I tend to think that one of Satan's most powerful weapons is confusion. The closer a lie is to the truth, the more destructive it can be.
Even the first century church had to deal with false rumors that the resurrection had already occurred, heresies regarding the nature of Christ, legalism and licentiousness. Much of what we see in the various cults and false prophets of our time appears to be an amplification of the errors the apostles fought so hard to keep out of the Church.

If nothing else, the recognition that wolves run in packs ought to keep Christians on our knees and not wandering from the relative safety of the flock.


Mary Lee said...

What is really sad is how many people blindly follow a man because they need something/someone to believe in; without checking to see what the Bible says.

Z said...

You're so right about how Camping helped the mockers of Christianity step it if many had given 3 seconds of time to his preposterous predictions?
I figured it was the safest day EVER because the SCripture's so clear nobody will know the time or day :-)

Dan said...


Interestingly enough, if May 21st had been the day I think I would have thought "what a coincidence".


I agree that sometimes the confusion doesn't seem like it could get worse. I of the opinion that societies have to have a frame of reference to keep from flying apart. I'm thinking that the remainder of my life I will get to see first hand if my opinion has merit.

Dan said...


I can't agree more. I listened to Camping on my drive home in the evenings. I was amazed by how much I agreed with what he said, which, I think, was much worse. The extent to which truth is intertwined seems to be a major factor. Some deceptions only have a smidgen of truth, like those named by Neil above and others like Oprah and even Obama. On the outside, for those who live their lives emotionally as opposed to thoughtfully, these wolves are angels of light.

Mary Lee

Very insightful. Romans 8 says "For those are according to the flesh set their minds on the things of the flesh, and those who are according to the spirit set their minds on the things of the spirit." Setting our minds on the things of the flesh causes us to be let away by strangers dressed in the flesh because we don't have the eyes for spiritual things.

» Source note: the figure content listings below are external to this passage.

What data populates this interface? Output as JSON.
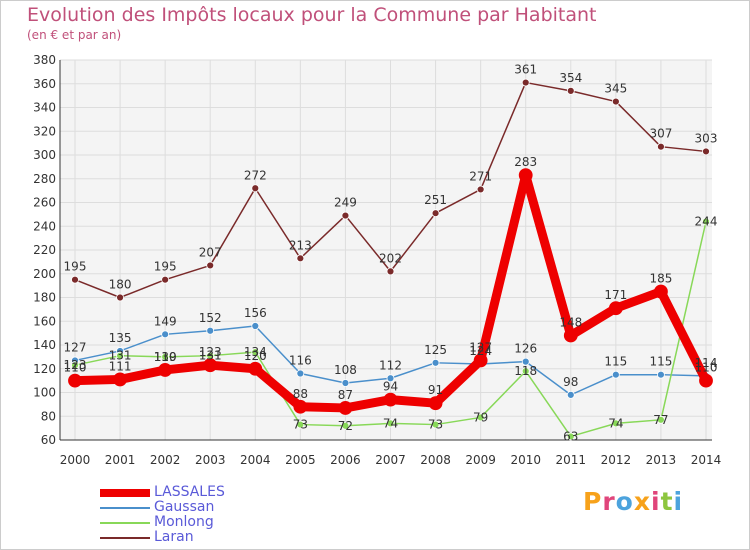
{
  "title": "Evolution des Impôts locaux pour la Commune par Habitant",
  "subtitle": "(en € et par an)",
  "logo": {
    "text": "Proxiti",
    "colors": [
      "#f7a21b",
      "#e0457b",
      "#4ca3dd",
      "#f7a21b",
      "#e0457b",
      "#8dc63f",
      "#4ca3dd"
    ]
  },
  "chart_data": {
    "type": "line",
    "title": "Evolution des Impôts locaux pour la Commune par Habitant",
    "subtitle": "(en € et par an)",
    "categories": [
      "2000",
      "2001",
      "2002",
      "2003",
      "2004",
      "2005",
      "2006",
      "2007",
      "2008",
      "2009",
      "2010",
      "2011",
      "2012",
      "2013",
      "2014"
    ],
    "ylim": [
      60,
      380
    ],
    "yticks": [
      60,
      80,
      100,
      120,
      140,
      160,
      180,
      200,
      220,
      240,
      260,
      280,
      300,
      320,
      340,
      360,
      380
    ],
    "grid": true,
    "legend_position": "bottom-left",
    "series": [
      {
        "name": "Laran",
        "color": "#7a2a2a",
        "values": [
          195,
          180,
          195,
          207,
          272,
          213,
          249,
          202,
          251,
          271,
          361,
          354,
          345,
          307,
          303
        ]
      },
      {
        "name": "Gaussan",
        "color": "#4a8fcb",
        "values": [
          127,
          135,
          149,
          152,
          156,
          116,
          108,
          112,
          125,
          124,
          126,
          98,
          115,
          115,
          114
        ]
      },
      {
        "name": "Monlong",
        "color": "#88d858",
        "values": [
          123,
          131,
          130,
          131,
          134,
          73,
          72,
          74,
          73,
          79,
          118,
          63,
          74,
          77,
          244
        ]
      },
      {
        "name": "LASSALES",
        "color": "#ee0000",
        "values": [
          110,
          111,
          119,
          123,
          120,
          88,
          87,
          94,
          91,
          127,
          283,
          148,
          171,
          185,
          110
        ]
      }
    ],
    "legend": [
      "LASSALES",
      "Gaussan",
      "Monlong",
      "Laran"
    ]
  }
}
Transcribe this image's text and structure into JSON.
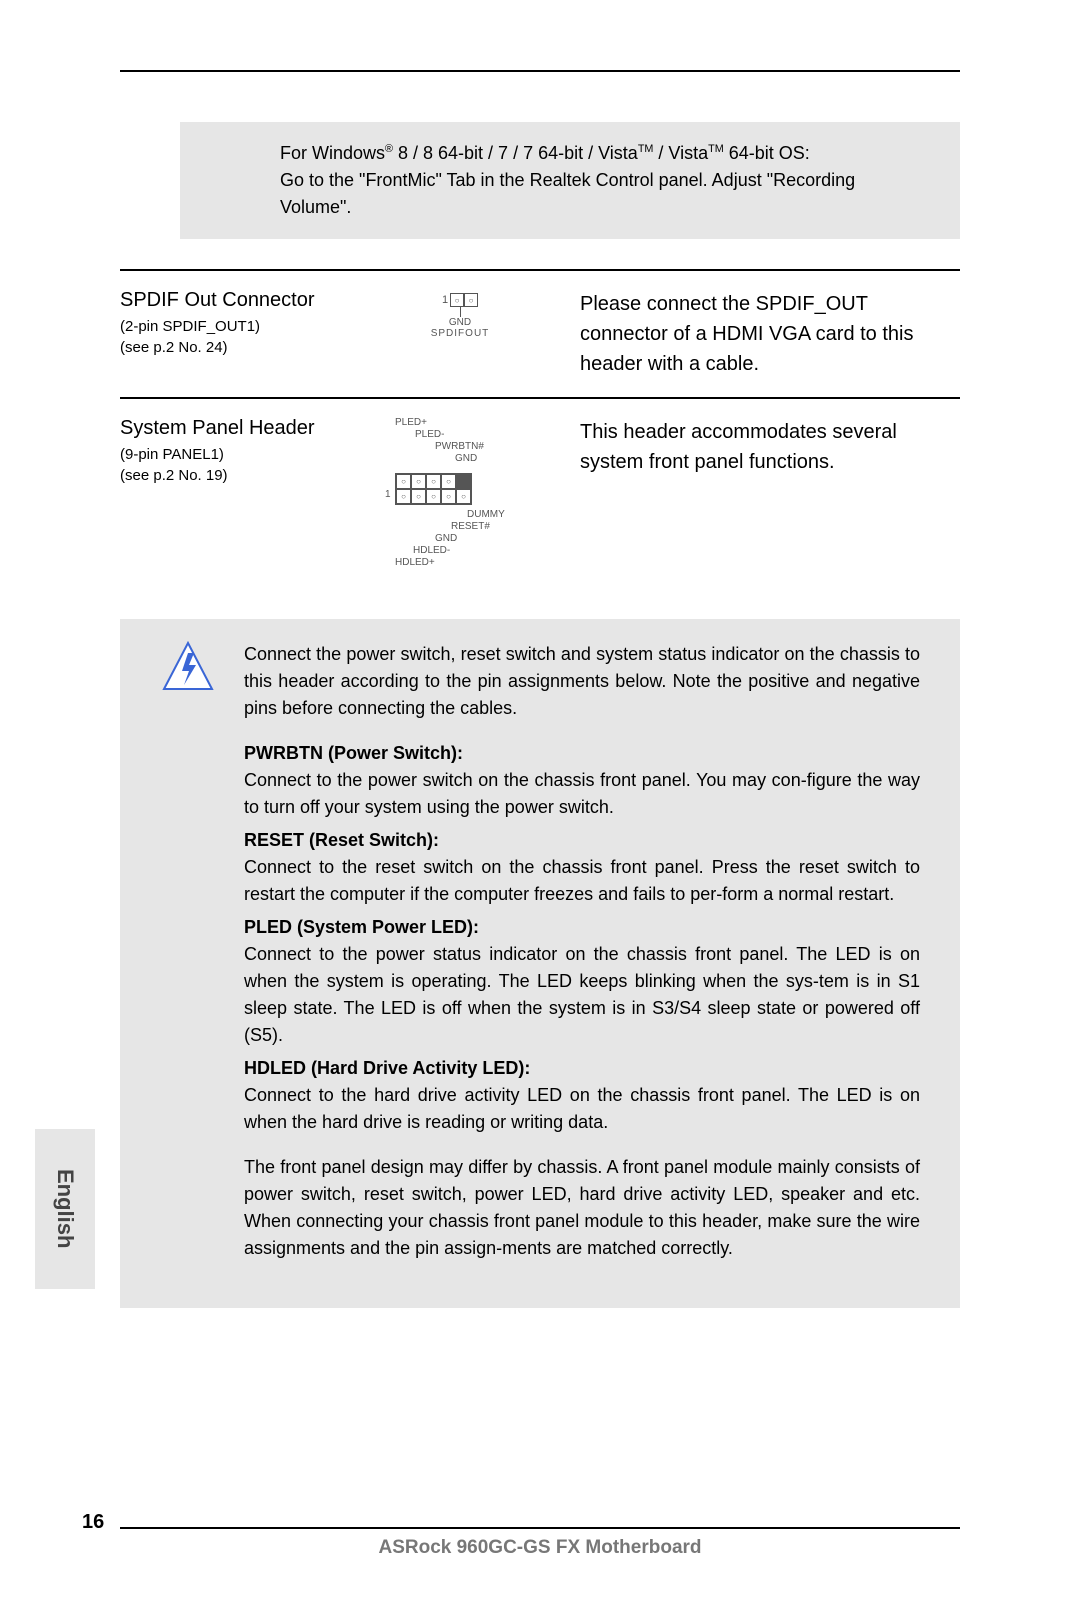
{
  "note_box": {
    "line1_pre": "For Windows",
    "line1_reg": "®",
    "line1_mid": " 8 / 8 64-bit / 7 / 7 64-bit / Vista",
    "line1_tm1": "TM",
    "line1_mid2": " / Vista",
    "line1_tm2": "TM",
    "line1_post": " 64-bit OS:",
    "line2": "Go to the \"FrontMic\" Tab in the Realtek Control panel. Adjust \"Recording Volume\"."
  },
  "spdif": {
    "title": "SPDIF Out Connector",
    "sub1": "(2-pin SPDIF_OUT1)",
    "sub2": "(see p.2  No. 24)",
    "desc": "Please connect the SPDIF_OUT connector of a HDMI VGA card to this header with a cable.",
    "diag": {
      "gnd": "GND",
      "spdifout": "SPDIFOUT",
      "one": "1"
    }
  },
  "panel": {
    "title": "System Panel Header",
    "sub1": "(9-pin PANEL1)",
    "sub2": "(see p.2  No. 19)",
    "desc": "This header accommodates several system front panel functions.",
    "diag": {
      "top": [
        "PLED+",
        "PLED-",
        "PWRBTN#",
        "GND"
      ],
      "bot": [
        "DUMMY",
        "RESET#",
        "GND",
        "HDLED-",
        "HDLED+"
      ],
      "one": "1"
    }
  },
  "info": {
    "intro": "Connect the power switch, reset switch and system status indicator on the chassis to this header according to the pin assignments below. Note the positive and negative pins before connecting the cables.",
    "items": [
      {
        "head": "PWRBTN (Power Switch):",
        "text": "Connect to the power switch on the chassis front panel. You may con-figure the way to turn off your system using the power switch."
      },
      {
        "head": "RESET (Reset Switch):",
        "text": "Connect to the reset switch on the chassis front panel. Press the reset switch to restart the computer if the computer freezes and fails to per-form a normal restart."
      },
      {
        "head": "PLED (System Power LED):",
        "text": "Connect to the power status indicator on the chassis front panel. The LED is on when the system is operating. The LED keeps blinking when the sys-tem is in S1 sleep state. The LED is off when the system is in S3/S4 sleep state or powered off (S5)."
      },
      {
        "head": "HDLED (Hard Drive Activity LED):",
        "text": "Connect to the hard drive activity LED on the chassis front panel. The LED is on when the hard drive is reading or writing data."
      }
    ],
    "outro": "The front panel design may differ by chassis. A front panel module mainly consists of power switch, reset switch, power LED, hard drive activity LED, speaker and etc. When connecting your chassis front panel module to this header, make sure the wire assignments and the pin assign-ments are matched correctly."
  },
  "icon": {
    "stroke": "#3a66d6",
    "fill": "#ffffff"
  },
  "footer": {
    "page_num": "16",
    "title": "ASRock  960GC-GS FX  Motherboard"
  },
  "lang_tab": "English"
}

I think it was the billboards that turned this from the rantings of an aged kook to a national embarrassment. I for one, because of the many signs I passed bringing it to mind, was caused to think about it often. Good point, it probably was the least likely day ever. As I responded to Stan above, I think my first thought would have been, "what a coincidence", had Jesus returned on that day.

Craig's Build said...

While most of the Church agreed that Camping was nutty. I would suggest that the return of Christ is something to be looked forward to.

Imagine my surprise when the guest preacher at the church I was at indicated what a relief it was that Christ did not return.

So Stan, you're right on. Didn't for a moment think Camping was right, but kind of disappointed that we're still waiting.

Don't you think that the minute someone sets a date God just kind of says "Well I guess it won't be the 21st."

Fredd said...

There's always been nuts walking around with sandwich billboards proclaiming 'The End is Near'.

And there are a lot more nuts with sandwisch billboards to come. I tend to just ignore them. When the end comes, it will come, and there's nothing really anyone can do about it.

Dan said...

"I would suggest that the return of Christ is something to be looked forward to. "

Me too.


Well... there's really not nothing we can do. We can prepare ourselves and look longingly for that day.